For students interested in making new friends, skating and gardening, Skate LSU is the organization for you.

Sociology graduate student James Jordan created a “skating and gardening” group for students.

By seeing a fellow skater, it is expected to interact and make plans to skate together, according to Jordan, because skaters are community based.

“As soon as you see someone skating, it’s like, ‘Oh, okay we should be friends’,” Jordan said. “But if they are weird, then they’re just weird.”

Jordan said he knew skating is a good way to make friends. He was tired of skating by himself, so he drew fliers recruiting fellow skaters to meet every Friday at LSU Memorial Tower at 5 p.m.

Jordan said he currently has a core group of people who skate, with a GroupMe, so they can “link up” whenever they want during the week.

For the gardening aspect of Skate LSU, Jordan created a group before he started skating in San Francisco known as “Echotree.” Originally the group was based around gardening, but as he started skating, he wanted to incorporate both into one group.

Jordan is currently building greenhouses at Front Yard Bikes and has a gardening program at University Terrace Elementary School.
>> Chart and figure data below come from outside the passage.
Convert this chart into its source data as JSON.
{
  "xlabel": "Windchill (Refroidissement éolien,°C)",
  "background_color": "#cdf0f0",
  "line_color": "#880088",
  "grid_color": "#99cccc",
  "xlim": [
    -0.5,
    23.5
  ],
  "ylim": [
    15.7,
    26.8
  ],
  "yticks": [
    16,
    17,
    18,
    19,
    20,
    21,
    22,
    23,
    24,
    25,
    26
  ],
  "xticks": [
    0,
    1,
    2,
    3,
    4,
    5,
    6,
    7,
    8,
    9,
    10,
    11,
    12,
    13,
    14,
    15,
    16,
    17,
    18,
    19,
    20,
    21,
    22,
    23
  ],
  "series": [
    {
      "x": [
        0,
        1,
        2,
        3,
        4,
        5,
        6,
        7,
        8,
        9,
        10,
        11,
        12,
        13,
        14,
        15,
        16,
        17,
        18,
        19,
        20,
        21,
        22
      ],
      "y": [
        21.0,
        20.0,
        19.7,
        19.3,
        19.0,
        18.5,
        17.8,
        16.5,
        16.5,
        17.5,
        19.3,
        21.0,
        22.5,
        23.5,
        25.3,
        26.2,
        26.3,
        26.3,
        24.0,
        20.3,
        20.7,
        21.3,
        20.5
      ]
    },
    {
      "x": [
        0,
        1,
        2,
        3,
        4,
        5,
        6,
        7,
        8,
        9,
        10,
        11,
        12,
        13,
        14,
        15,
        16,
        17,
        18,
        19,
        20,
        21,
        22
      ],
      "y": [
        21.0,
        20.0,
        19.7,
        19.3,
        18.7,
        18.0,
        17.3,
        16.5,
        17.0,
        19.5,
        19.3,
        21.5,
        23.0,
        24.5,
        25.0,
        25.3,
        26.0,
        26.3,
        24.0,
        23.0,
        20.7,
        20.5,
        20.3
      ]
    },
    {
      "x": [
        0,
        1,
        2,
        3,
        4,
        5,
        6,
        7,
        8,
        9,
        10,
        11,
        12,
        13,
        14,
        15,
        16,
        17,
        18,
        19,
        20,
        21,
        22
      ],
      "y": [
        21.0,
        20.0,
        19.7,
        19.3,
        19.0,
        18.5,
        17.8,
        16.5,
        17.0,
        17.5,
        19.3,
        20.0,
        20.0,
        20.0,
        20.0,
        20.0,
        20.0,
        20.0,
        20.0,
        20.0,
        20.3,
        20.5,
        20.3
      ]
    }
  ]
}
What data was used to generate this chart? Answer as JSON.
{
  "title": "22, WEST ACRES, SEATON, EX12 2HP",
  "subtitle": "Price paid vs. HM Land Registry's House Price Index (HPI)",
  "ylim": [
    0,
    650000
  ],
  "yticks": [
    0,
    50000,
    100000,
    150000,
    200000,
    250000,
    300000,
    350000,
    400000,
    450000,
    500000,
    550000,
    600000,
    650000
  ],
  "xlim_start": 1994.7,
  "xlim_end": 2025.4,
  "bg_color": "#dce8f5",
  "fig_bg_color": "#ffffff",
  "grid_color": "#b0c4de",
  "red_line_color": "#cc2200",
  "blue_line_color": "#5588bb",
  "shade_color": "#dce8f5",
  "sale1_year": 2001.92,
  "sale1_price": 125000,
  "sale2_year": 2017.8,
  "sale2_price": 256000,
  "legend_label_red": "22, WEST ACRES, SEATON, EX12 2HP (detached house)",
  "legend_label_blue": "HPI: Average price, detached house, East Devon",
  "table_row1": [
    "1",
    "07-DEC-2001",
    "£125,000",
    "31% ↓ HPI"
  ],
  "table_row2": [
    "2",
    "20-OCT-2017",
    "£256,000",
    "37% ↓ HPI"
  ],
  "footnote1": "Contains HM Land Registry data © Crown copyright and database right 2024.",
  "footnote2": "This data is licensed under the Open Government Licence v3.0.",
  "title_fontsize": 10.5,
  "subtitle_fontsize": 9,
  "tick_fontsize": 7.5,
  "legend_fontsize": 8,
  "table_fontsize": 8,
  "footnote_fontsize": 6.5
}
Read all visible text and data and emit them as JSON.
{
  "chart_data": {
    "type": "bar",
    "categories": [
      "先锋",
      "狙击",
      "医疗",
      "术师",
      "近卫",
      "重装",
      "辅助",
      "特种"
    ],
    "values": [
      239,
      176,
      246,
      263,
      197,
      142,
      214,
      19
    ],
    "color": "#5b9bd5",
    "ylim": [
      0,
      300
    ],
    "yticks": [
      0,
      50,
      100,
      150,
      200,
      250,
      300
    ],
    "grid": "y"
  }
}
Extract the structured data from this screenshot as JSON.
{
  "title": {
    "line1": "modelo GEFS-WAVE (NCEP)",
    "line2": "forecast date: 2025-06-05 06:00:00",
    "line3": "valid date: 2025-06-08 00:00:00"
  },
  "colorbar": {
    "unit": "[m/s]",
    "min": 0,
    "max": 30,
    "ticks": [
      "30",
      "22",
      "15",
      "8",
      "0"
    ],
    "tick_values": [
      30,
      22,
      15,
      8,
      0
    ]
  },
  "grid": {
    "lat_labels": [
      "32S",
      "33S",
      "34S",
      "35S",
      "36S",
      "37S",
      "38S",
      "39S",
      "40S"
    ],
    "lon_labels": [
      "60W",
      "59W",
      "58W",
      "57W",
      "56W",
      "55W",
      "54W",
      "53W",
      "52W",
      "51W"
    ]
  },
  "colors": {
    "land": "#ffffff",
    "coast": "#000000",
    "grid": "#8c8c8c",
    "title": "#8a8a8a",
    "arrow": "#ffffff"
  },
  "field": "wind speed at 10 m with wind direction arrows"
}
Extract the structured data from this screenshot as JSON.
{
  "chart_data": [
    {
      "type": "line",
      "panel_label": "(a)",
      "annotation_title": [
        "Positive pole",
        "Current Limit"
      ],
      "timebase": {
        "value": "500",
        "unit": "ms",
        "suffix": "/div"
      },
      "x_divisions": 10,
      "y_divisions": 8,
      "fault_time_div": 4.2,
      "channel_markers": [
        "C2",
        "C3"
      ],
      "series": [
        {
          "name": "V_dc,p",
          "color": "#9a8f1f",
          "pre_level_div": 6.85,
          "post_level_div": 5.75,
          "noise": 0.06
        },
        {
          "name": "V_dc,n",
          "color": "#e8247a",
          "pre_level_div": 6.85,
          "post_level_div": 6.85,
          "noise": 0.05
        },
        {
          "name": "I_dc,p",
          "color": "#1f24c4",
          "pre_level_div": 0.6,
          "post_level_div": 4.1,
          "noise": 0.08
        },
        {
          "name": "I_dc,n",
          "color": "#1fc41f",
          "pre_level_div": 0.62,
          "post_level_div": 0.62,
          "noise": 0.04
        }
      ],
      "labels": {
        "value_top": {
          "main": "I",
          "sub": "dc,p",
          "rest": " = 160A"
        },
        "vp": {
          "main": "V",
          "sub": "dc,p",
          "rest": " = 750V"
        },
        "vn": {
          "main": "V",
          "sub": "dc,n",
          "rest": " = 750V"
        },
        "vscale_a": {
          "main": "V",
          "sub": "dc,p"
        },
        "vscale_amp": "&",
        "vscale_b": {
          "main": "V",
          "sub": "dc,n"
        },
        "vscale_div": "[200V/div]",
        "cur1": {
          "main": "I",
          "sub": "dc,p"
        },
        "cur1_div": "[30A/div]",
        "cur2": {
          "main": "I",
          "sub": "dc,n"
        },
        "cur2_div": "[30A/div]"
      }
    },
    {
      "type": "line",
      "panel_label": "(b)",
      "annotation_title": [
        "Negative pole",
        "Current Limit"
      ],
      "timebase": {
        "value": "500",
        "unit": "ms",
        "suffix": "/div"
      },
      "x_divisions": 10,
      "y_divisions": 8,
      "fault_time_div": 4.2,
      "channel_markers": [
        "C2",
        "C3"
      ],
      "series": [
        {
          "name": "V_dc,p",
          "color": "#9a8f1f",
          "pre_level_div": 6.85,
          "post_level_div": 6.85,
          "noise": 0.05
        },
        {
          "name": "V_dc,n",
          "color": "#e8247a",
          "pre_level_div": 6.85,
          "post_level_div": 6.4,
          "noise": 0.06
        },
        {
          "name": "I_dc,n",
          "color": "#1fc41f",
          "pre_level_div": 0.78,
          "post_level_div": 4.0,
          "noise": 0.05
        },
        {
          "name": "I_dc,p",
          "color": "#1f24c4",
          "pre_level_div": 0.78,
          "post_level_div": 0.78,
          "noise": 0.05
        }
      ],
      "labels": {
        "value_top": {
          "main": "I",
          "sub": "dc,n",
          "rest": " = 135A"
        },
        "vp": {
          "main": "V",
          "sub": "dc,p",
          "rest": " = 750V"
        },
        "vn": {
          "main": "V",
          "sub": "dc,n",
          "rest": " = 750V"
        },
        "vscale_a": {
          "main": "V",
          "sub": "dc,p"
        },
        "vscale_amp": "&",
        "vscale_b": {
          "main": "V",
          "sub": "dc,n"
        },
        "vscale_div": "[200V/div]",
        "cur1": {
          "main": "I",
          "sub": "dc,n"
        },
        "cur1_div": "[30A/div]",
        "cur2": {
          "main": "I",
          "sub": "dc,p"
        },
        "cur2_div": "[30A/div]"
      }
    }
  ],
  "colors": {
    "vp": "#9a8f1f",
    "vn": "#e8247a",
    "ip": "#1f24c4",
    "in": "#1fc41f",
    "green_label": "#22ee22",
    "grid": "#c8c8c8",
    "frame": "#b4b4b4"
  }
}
He is teaching kindergarteners and first graders how to plant seeds for organic vegetables, raising them in the greenhouses, growing them in a farm and getting the food back to the students.

Although Jordan doesn’t plan on constructing greenhouses on campus, he wants University students to go the greenhouses and help him build because he said the University currently has enough greenhouses.

Jordan said he is growing food because the elementary students don’t have access to fresh food. He has a passion for teaching the students how to grow them.

One of the things Jordan and Skate LSU plan on doing in the future is jumping off eight steps with their skateboards.

The group “posts up” somewhere, asking what they want to do and if someone recommends something—such as jumping off eight stairs—the group will try until they complete the task.

“[The students] should definitely come join us with their skateboards,” Jordan said. “I also have an extra skateboard, so someone can hit me up if [they] want to learn.”

Biology freshman Adrian Randle said he is fairly new to skating. When he initially came to the University, he was unsure if he’d be able to continue skating.

“[The group] helped me find some friends, and get really good at skating,” Randle said. “That’s what I really want—to skate good.”

Philosophy and history senior Charles Desobry said when he skateboards, he feels a sense of freedom, which he thinks is what draws people to skating.

“[Skating] is very exhilarating and very freeing,” Desobry said. “I imagine skating is today’s calvary.”

Desobry said there are numerous negative connotations associated with skating being mostly intercity kids and or “punk people.”

“I’m very hopeful skateboarding will become an actual activity that people will do to cultivate and get better at,” Desobry said. “It will be seen not as an image but as an activity.”